I’ve only read the introduction and chapter two of Shelley Hornstein’s Losing Site: Architecture, Memory and Place and already I found myself re-evaluating my misconception of the word architecture. Sure, my bias is towards its association with the maths, geometries, planes and angles, trigs, inaccuracies, a.k.a the death of me. But never did I believe the word architecture could also be identified by the intangible, omniscient presence of memory?
Hornstein defined architecture as the “mapping of space – physical, mental or emotional.” It is the act of “delineating” and shaping space to basically carve a place. What I enjoyed in her piece is this fact: the inseparability of memory and place, wherein the architecture can exist or be found beyond the physical site itself in our recollection of it. I, for one concur with this conclusion.
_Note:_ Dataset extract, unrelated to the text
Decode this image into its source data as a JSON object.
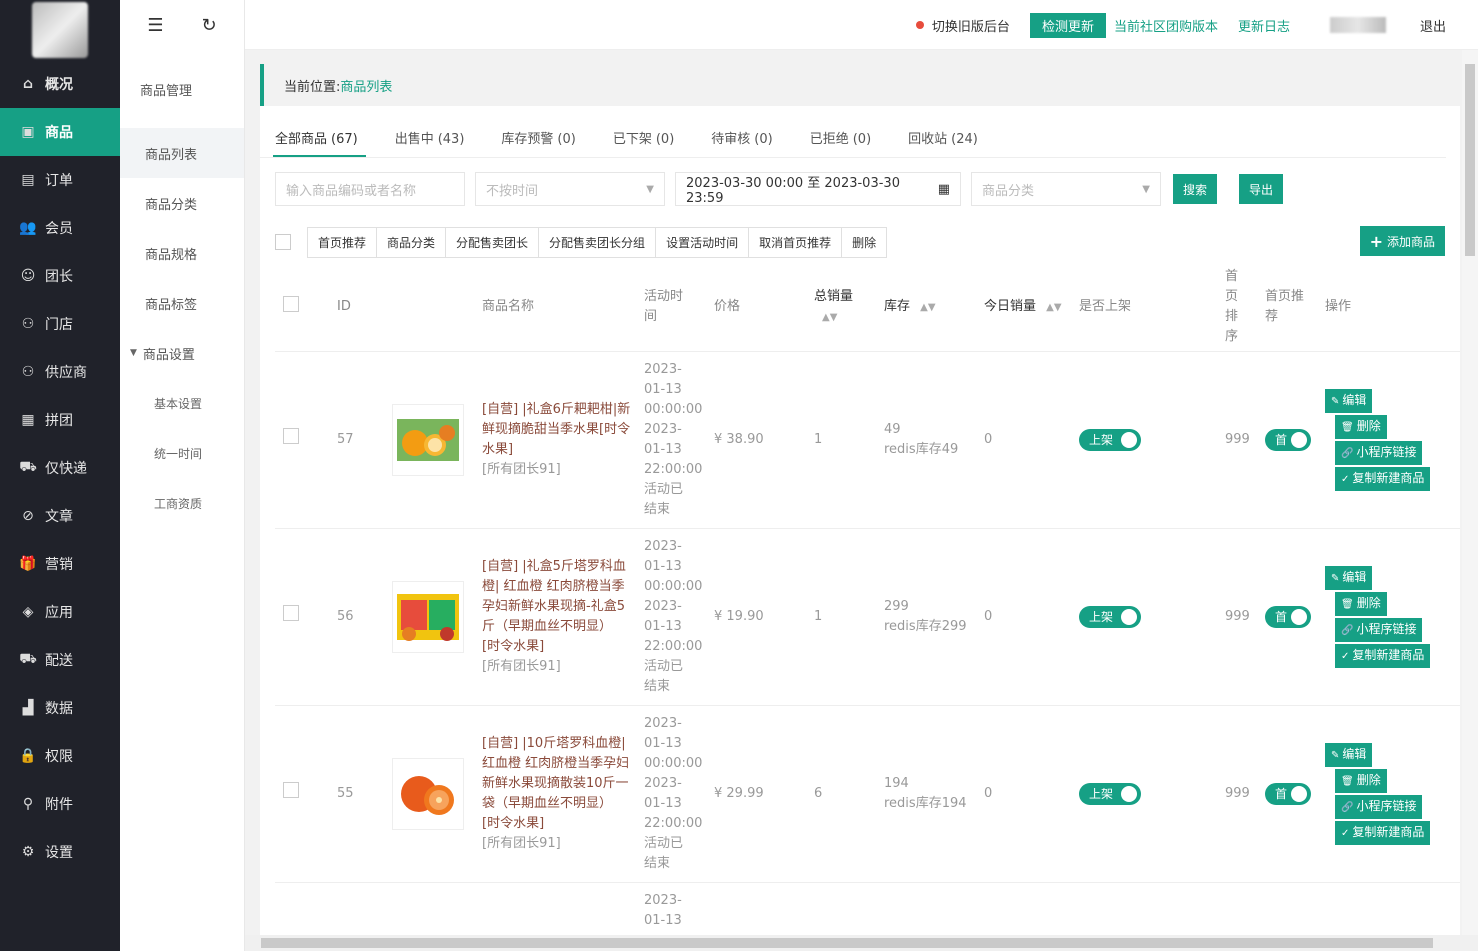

If you were to ask me about my childhood, the first thing I will respond with is where it took place and what memory I have that accompanies that particular place. You just cannot divorce that fact at all.
In my personal reflection, I find out many new things. Pinterest and Tumblr are two social sites I am heavily invested in for their clean interface and availability for photographic collation without harassing my tabs with various online portfolios that are, almost always, ebbed with personal stories that, don’t get me wrong, are fascinating, but not so much as something that I would like to entertain. At certain times, sure, but Pinterest and Tumblr is a pool for photographs of places.
I follow various blogs posting photographs of places around the world that I could only ever have dreamed of. And as a photographer, they give each photograph their own sense of self, their signature in the angles, the iSO, aperture-use. And what I am absolutely fascinated with, and what I value in my creative endeavours, is how I myself, though I have not been to any of these photographed places, could somehow give meaning to each place. It’s as if I’m accessing a part of my memory. I’d like to call it the creative memory which is not exactly a tangible, experience-based memory based on an absolute fact, but it still counts as memory nonetheless as, in accessing it, you feel as if it’s been there all along.
The photographs of buildings, cracks on walls, a lonely chair in a classroom abandoned after the attack on Hiroshima. It has a broken leg. These photographic monuments “encourages our reflection in the present.” What does these mean to us now? How do we connect the real events of the past to the present now? Because obviously, the past is an opaque surface, and history tells us that it is usually the winners who erect shrines of remembrance for themselves, right?
I find that places hold deep, special meanings not just to the people who have experienced them first-hand or have some sort of connection to it with a family-tragedy or historic affiliation. I believe that we ourselves can give meaning to these architectural sites whether we do so through empathy or pure reverence. And in my creative endeavour, I would like to explore this more.